Es ist erschreckend wie politischer Populismus, mit dystopischen Prognosen, die Menschen gegeneinander aufhetzt und den ausser Kontrolle geratenen Überwachungsstaat ausbaut.

Leila
2. September 2021 - 10.12

Tatsache ist, dass man den Stich nicht spürt!

Therese
2. September 2021 - 9.28

Also repressiv!!!! Mir sin an der Diktatur ukomm.

Claude Oswald
1. September 2021 - 22.42

"Impfmuffel" ass e Schimpfwuert, dat awer net deenen ënnerschittleche Situatioune gerecht gëtt.
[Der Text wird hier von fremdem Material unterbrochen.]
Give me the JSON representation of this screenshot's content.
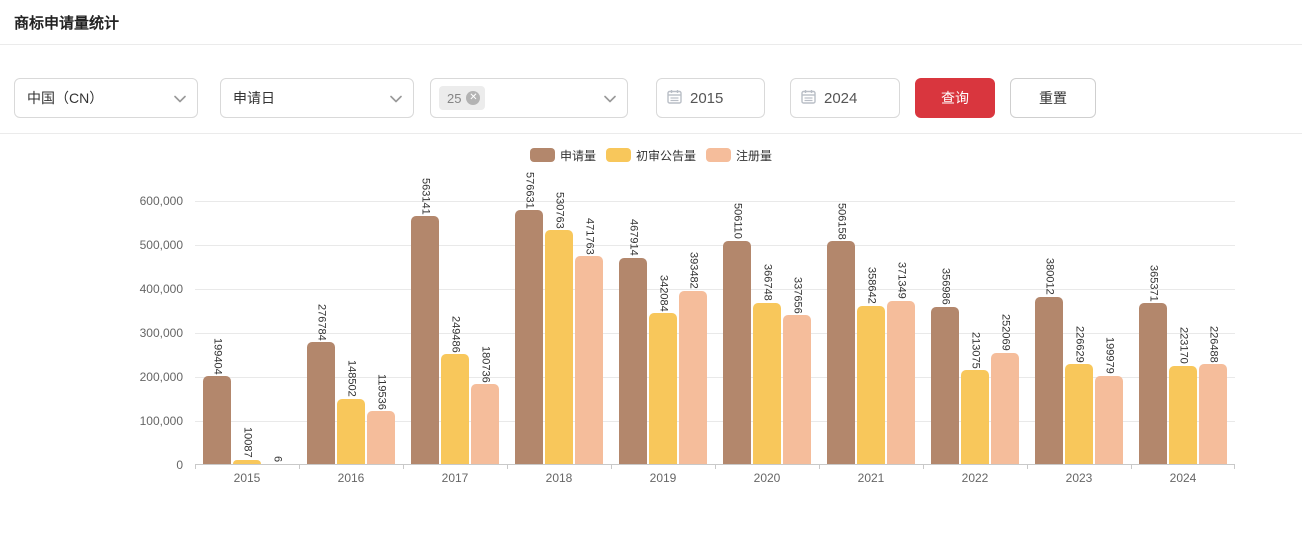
{
  "page": {
    "title": "商标申请量统计"
  },
  "filters": {
    "region": {
      "value": "中国（CN）"
    },
    "date_type": {
      "value": "申请日"
    },
    "nice_class": {
      "tag": "25",
      "remove_icon": "close-circle-icon"
    },
    "start_year": {
      "value": "2015",
      "icon": "calendar-icon"
    },
    "end_year": {
      "value": "2024",
      "icon": "calendar-icon"
    },
    "query_label": "查询",
    "reset_label": "重置"
  },
  "colors": {
    "query_button": "#D9363E",
    "series_apply": "#B3876C",
    "series_preliminary": "#F8C75B",
    "series_register": "#F5BD9B",
    "axis_text": "#666666",
    "gridline": "#E9E9E9"
  },
  "chart_data": {
    "type": "bar",
    "title": "",
    "xlabel": "",
    "ylabel": "",
    "categories": [
      "2015",
      "2016",
      "2017",
      "2018",
      "2019",
      "2020",
      "2021",
      "2022",
      "2023",
      "2024"
    ],
    "series": [
      {
        "name": "申请量",
        "color": "#B3876C",
        "values": [
          199404,
          276784,
          563141,
          576631,
          467914,
          506110,
          506158,
          356986,
          380012,
          365371
        ]
      },
      {
        "name": "初审公告量",
        "color": "#F8C75B",
        "values": [
          10087,
          148502,
          249486,
          530763,
          342084,
          366748,
          358642,
          213075,
          226629,
          223170
        ]
      },
      {
        "name": "注册量",
        "color": "#F5BD9B",
        "values": [
          6,
          119536,
          180736,
          471763,
          393482,
          337656,
          371349,
          252069,
          199979,
          226488
        ]
      }
    ],
    "ylim": [
      0,
      600000
    ],
    "y_tick_labels": [
      "0",
      "100,000",
      "200,000",
      "300,000",
      "400,000",
      "500,000",
      "600,000"
    ],
    "grid": true,
    "legend_position": "top",
    "value_label_rotation": 90
  }
}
Et gëtt och Leit déi sech vill mam Thema beschäftegen, an déi ëmmer nach Zweifelen hunn, well se héieren oder gelies hunn, dass eenzel Leit mat den Niewewierkungen zum Deel ganz hefteg geplot sinn. Et gëtt vläicht och Leit déi fäerten, fir gepickt ze ginn. Wéi sot d'Madame Lenert : "Uns interessiert, warum sich die Leute nicht impfen lassen." Majo, dat ass vläicht eng gutt Iddi, fir emol de Leit nozelauschteren.